Executives put some of their plans on hold since they didn’t make as much sense in the hybrid workplace environment, but they stuck with several of their plans. The biggest change was a complete overhaul to the project management system, though they also devoted efforts to clarifying core values and putting all of their employees through a conflict resolution training program (delivered virtually, of course).

The other organization intended to start with some training focused on diversity, equity and inclusion, combined with some work to clarify decision-making roles internally and create some new employee recognition programs. But these plans stalled when the pandemic hit, as they turned their attention to how to deliver their services in a virtual environment. There was logic to this decision—a large portion of their revenue came from in-person events, which obviously had to be transformed—but it meant ignoring their culture change for almost two years.
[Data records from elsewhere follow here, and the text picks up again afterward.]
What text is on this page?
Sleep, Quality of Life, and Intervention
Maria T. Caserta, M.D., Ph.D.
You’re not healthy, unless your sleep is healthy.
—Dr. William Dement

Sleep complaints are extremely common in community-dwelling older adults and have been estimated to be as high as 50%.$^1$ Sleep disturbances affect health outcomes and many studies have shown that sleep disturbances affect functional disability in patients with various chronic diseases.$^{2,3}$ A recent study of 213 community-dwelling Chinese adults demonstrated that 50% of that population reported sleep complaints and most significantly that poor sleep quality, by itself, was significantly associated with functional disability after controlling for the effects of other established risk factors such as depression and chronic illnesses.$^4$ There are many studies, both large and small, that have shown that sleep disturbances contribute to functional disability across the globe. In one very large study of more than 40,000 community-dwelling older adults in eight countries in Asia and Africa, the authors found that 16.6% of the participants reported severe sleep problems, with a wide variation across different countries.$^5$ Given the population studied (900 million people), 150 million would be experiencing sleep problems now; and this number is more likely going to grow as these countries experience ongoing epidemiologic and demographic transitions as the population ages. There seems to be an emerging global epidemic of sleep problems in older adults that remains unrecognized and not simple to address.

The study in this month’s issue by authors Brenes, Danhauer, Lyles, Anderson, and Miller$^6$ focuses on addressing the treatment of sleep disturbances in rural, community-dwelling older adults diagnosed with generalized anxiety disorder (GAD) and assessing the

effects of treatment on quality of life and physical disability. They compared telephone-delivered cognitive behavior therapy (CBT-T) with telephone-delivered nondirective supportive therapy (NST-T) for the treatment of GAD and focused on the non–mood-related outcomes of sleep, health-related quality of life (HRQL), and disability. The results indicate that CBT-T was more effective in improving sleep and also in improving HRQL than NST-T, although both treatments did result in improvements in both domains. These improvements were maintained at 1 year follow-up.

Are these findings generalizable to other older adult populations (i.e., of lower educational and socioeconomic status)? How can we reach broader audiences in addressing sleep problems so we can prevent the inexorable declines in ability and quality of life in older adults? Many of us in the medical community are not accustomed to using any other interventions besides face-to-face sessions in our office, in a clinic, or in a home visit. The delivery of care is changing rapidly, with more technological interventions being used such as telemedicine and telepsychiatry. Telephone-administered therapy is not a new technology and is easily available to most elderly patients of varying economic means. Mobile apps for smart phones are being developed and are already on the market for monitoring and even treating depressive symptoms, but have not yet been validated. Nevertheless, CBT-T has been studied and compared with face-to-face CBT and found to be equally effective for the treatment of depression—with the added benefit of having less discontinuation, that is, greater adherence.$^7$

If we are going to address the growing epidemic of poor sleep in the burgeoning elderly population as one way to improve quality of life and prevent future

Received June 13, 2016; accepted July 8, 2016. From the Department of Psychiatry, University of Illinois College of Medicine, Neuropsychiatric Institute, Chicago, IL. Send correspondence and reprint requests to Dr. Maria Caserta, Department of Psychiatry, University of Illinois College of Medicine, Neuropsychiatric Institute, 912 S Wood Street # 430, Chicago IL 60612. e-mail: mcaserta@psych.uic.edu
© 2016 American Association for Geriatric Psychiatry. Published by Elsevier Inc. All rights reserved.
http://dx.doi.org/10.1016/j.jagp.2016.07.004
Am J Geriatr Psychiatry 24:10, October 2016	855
So what happened? In 2022, both organizations decided to gather some new data from staff around culture. The first organization was focused and specific. They designed a short survey to ask employees if they had made progress on the specific areas they were attempting to make better through their culture change efforts. It was a handful of both quantitative and qualitative questions, followed by an employee Net Promoter Score (eNPS) question: How likely would you be to recommend someone to work here? The second organization ran a repeat of the culture assessment they completed back in 2019 to see what had changed. This assessment also included the eNPS question.
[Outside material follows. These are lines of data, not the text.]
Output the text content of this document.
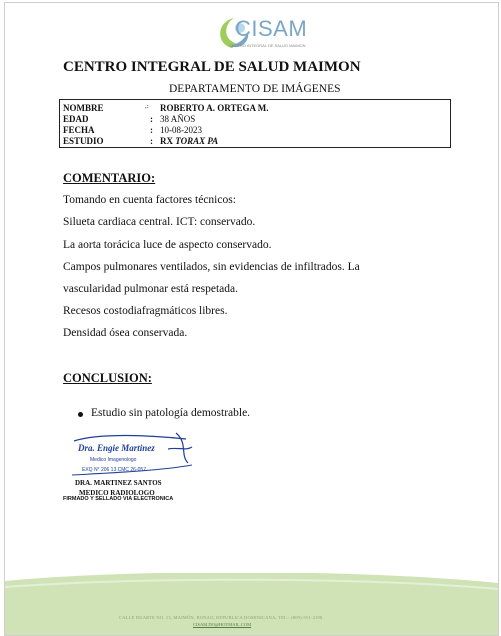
CISAM
CENTRO INTEGRAL DE SALUD MAIMON
CENTRO INTEGRAL DE SALUD MAIMON
DEPARTAMENTO DE IMÁGENES
NOMBRE	ᵥ: ROBERTO A. ORTEGA M.
EDAD	: 38 AÑOS
FECHA	: 10-08-2023
ESTUDIO	: RX TORAX PA
COMENTARIO:
Tomando en cuenta factores técnicos:
Silueta cardiaca central. ICT: conservado.
La aorta torácica luce de aspecto conservado.
Campos pulmonares ventilados, sin evidencias de infiltrados. La
vascularidad pulmonar está respetada.
Recesos costodiafragmáticos libres.
Densidad ósea conservada.
CONCLUSION:
Estudio sin patología demostrable.
Dra. Engie Martinez
Medico Imagenologo
EXQ N° 206 13 CMC 26-057
DRA. MARTINEZ SANTOS
MEDICO RADIOLOGO
FIRMADO Y SELLADO VIA ELECTRONICA
CALLE DUARTE NO. 13, MAIMÓN, BONAO, REPUBLICA DOMINICANA, TEL.: (809)-551-2198
CISAM.DO@HOTMAIL.COM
Their results were starkly different. The first organization saw very positive results in terms of its change efforts. Ninety-four percent of the responses on improvements expressed positive sentiment. Perhaps more importantly, they saw their eNPS go up. It started back in 2019 at an already very high score of +40 (+10 to +20 is considered average/good), but it rose to a +50, despite making all its culture changes in the middle of a pandemic.

The second organization was not so fortunate. Their culture assessment scores showed very little change. In other words, the patterns inside their culture had not changed much in the previous two and a half years—perhaps not surprisingly, given they had put their culture work on the back burner. Their eNPS, however, showed a dramatic decline. Back in 2019, they were at a +5, which was already below average, but when they remeasured, it had dropped 20 points to a -15.
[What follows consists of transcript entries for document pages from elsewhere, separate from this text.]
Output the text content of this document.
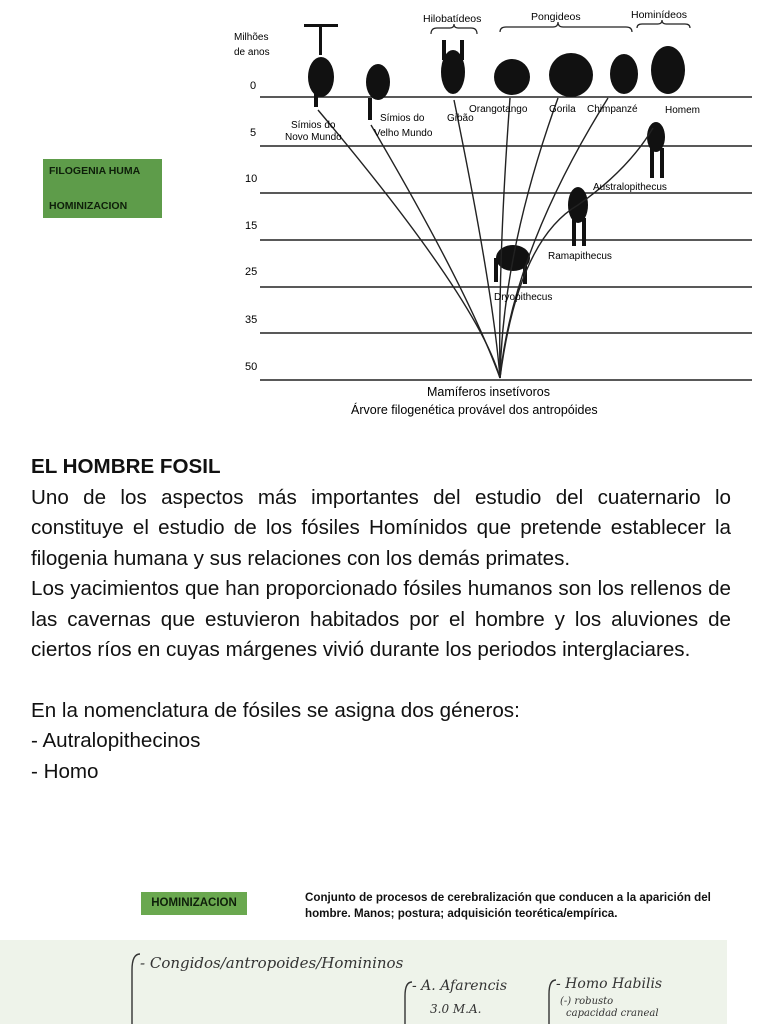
FILOGENIA HUMA
HOMINIZACION
Milhões
de anos
0
5
10
15
25
35
50
Hilobatídeos	Pongideos	Hominídeos
Símios do
Novo Mundo
Símios do
Velho Mundo
Gibão
Orangotango Gorila Chimpanzé	Homem
Australopithecus
Ramapithecus
Dryopithecus
Mamíferos insetívoros
Árvore filogenética provável dos antropóides
EL HOMBRE FOSIL

Uno de los aspectos más importantes del estudio del cuaternario lo constituye el estudio de los fósiles Homínidos que pretende establecer la filogenia humana y sus relaciones con los demás primates.

Los yacimientos que han proporcionado fósiles humanos son los rellenos de las cavernas que estuvieron habitados por el hombre y los aluviones de ciertos ríos en cuyas márgenes vivió durante los periodos interglaciares.

En la nomenclatura de fósiles se asigna dos géneros:

- Autralopithecinos
- Homo
HOMINIZACION	Conjunto de procesos de cerebralización que conducen a la aparición del hombre. Manos; postura; adquisición teorética/empírica.
- Congidos/antropoides/Homininos
- A. Afarencis
3.0 M.A.
- Homo Habilis
(-) robusto
capacidad craneal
Its culture had not gotten worse—it merely stayed the same, which one might think is a victory, given all the change happening around them. But it was anything but a victory, given the significant drop in employee engagement. Cultural change may not have a beginning or an end, but it requires constant improvement and realignment with what drives success. The organizations that figure out how to maintain progress in their culture change—even if the progress is relatively low impact—will be the ones that attract and retain the best talent in a changing environment.

So how do you go about doing that?

Make "culture friction" an agenda item for your senior team meeting at least once a quarter. Dig into areas where you're seeing performance slip and identify which parts of the culture could be contributing so you can stay on top of them. Also, maintain a backlog of culture change action items that include both high-effort and, almost more importantly, low-effort items. If some of your other culture change efforts stall, you can quickly bring in a new project from the low-effort items on your backlog. That way the change is continuous and stays visible to your employees. Finally, make sure someone in your organization is identified as the "process owner" for culture. In smaller organizations, this could even be the CEO, but if you don't have an individual who knows they are responsible for keeping the culture work on track, it's nearly guaranteed to fall off track.

Culture doesn't require constant attention, but if you're smart about how you manage culture on an ongoing basis, you can reap the rewards of higher engagement and productivity.